There were so many other moments throughout that week that I hope I can always remember. For example, the excitement of students realizing that failure is a necessary part of education, after trying to interview people in the mall for Jaye’s design thinking class. Or hearing the passion resonate in all seven finalists in the speech competition, regardless of shaking hands or quivering voices. Or the bright eyes and eager minds who would pull each of us fellows aside for random conversations about our workshop topics or just to learn what life and school is like at Harvard (or Stanford, where two of this year's fellows come from). In our closing awards ceremony and dinner Friday evening, there was a wonderful open forum where Fellows, staff, students, and parents could get up and share their thoughts and memories about the week-long camp experience. The microphone was dominated by students for nearly an hour as they recounted the memories, learning, laughs, and changes they’ve experienced throughout the five days together. More than one student shared how they dreaded coming to the camp, yet publicly said his/her parents had the right to say “I told you so!” - meaning that the overall camp experience was well worth the student’s time and intellectual investment to attend. Another student recounted his experience, saying at the beginning of the week the fellows seemed completely unapproachable due to our labels / degrees from Harvard and Stanford. Yet within only a few days time, the student realized that we were just people, too, and the openness towards learning and engaging with us fellows was palpable. Instead of shying away or quietly waving from across the hall, we could see this change in approachability among all the students, hearing our names, “Ms. Rachel!”, called out in the cafeteria, classes and hallways. We tried to encourage students with ways to continue this learning, to hold on to their inspiration, and to keep their friendships and networks alive. Given the number of hugs, selfies, autographs, and follow-up emails, I truly hope these kids will keep their own dreams alive.

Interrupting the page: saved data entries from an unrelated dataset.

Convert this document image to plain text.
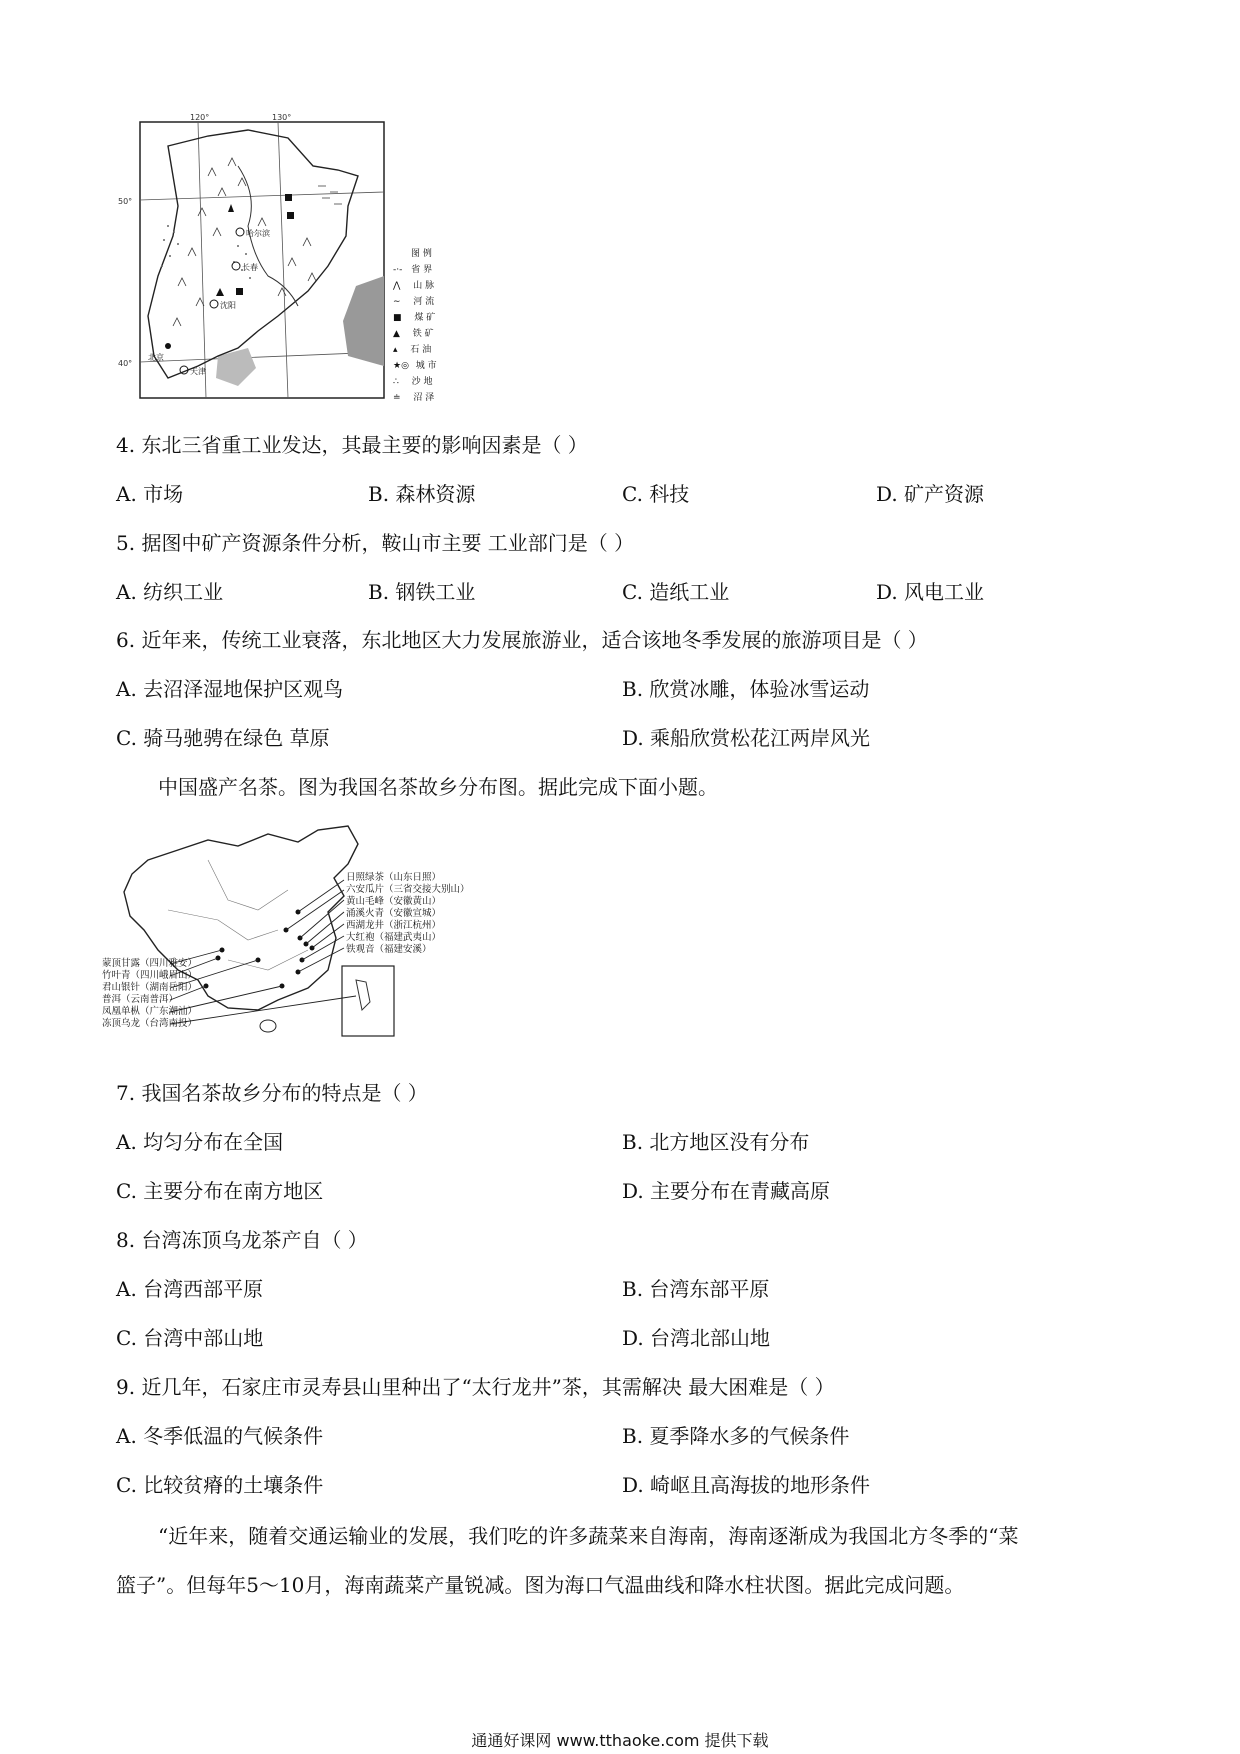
120°	130°
50°
40°
哈尔滨
长春
沈阳
北京
天津
图 例
-·- 省 界
⋀ 山 脉
∼ 河 流
■ 煤 矿
▲ 铁 矿
▴ 石 油
★◎ 城 市
∴ 沙 地
≐ 沼 泽
4. 东北三省重工业发达，其最主要的影响因素是（ ）
A. 市场	B. 森林资源	C. 科技	D. 矿产资源
5. 据图中矿产资源条件分析，鞍山市主要 工业部门是（ ）
A. 纺织工业	B. 钢铁工业	C. 造纸工业	D. 风电工业
6. 近年来，传统工业衰落，东北地区大力发展旅游业，适合该地冬季发展的旅游项目是（ ）
A. 去沼泽湿地保护区观鸟	B. 欣赏冰雕，体验冰雪运动
C. 骑马驰骋在绿色 草原	D. 乘船欣赏松花江两岸风光
中国盛产名茶。图为我国名茶故乡分布图。据此完成下面小题。
日照绿茶（山东日照）
六安瓜片（三省交接大别山）
黄山毛峰（安徽黄山）
涌溪火青（安徽宣城）
西湖龙井（浙江杭州）
大红袍（福建武夷山）
铁观音（福建安溪）
蒙顶甘露（四川雅安）
竹叶青（四川峨眉山）
君山银针（湖南岳阳）
普洱（云南普洱）
凤凰单枞（广东潮汕）
冻顶乌龙（台湾南投）
7. 我国名茶故乡分布的特点是（ ）
A. 均匀分布在全国	B. 北方地区没有分布
C. 主要分布在南方地区	D. 主要分布在青藏高原
8. 台湾冻顶乌龙茶产自（ ）
A. 台湾西部平原	B. 台湾东部平原
C. 台湾中部山地	D. 台湾北部山地
9. 近几年，石家庄市灵寿县山里种出了“太行龙井”茶，其需解决 最大困难是（ ）
A. 冬季低温的气候条件	B. 夏季降水多的气候条件
C. 比较贫瘠的土壤条件	D. 崎岖且高海拔的地形条件
“近年来，随着交通运输业的发展，我们吃的许多蔬菜来自海南，海南逐渐成为我国北方冬季的“菜
篮子”。但每年5～10月，海南蔬菜产量锐减。图为海口气温曲线和降水柱状图。据此完成问题。
通通好课网 www.tthaoke.com 提供下载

This teaching fellowship has been a wonderful way to reflect on my HGSE experiences from the past two years. I’ve been continually reviewing my own notes and learning, pulling in various elements from nearly every single one of my HGSE classes into the classes that I lead each week. The energy it takes to be “on” in the classroom, to spur thinking, connect ideas, and encourage individual learning and application, never ceases to amaze me. Perhaps this is due in part (at least this time) to the fact that this is the first time that I’m not in a music environment, the world that has been my comfort zone for my career to date. I’ve wanted to explore how these transferrable skills could be applied to areas outside of music, and this Fellowship has been a great opportunity to develop the capacity and language to think beyond my comfort zone. As I think back on this week and the genuinely warm reception the students gave us at the closing ceremony last night, I am again reminded of the story Professor Karen Brennan told at the HGSE commencement ceremonies only a few weeks ago. While students feel they receive life-changing experiences through an intensive educational experience, often times it’s the instructor that gains just as much (if not more) from sharing the classroom with great students.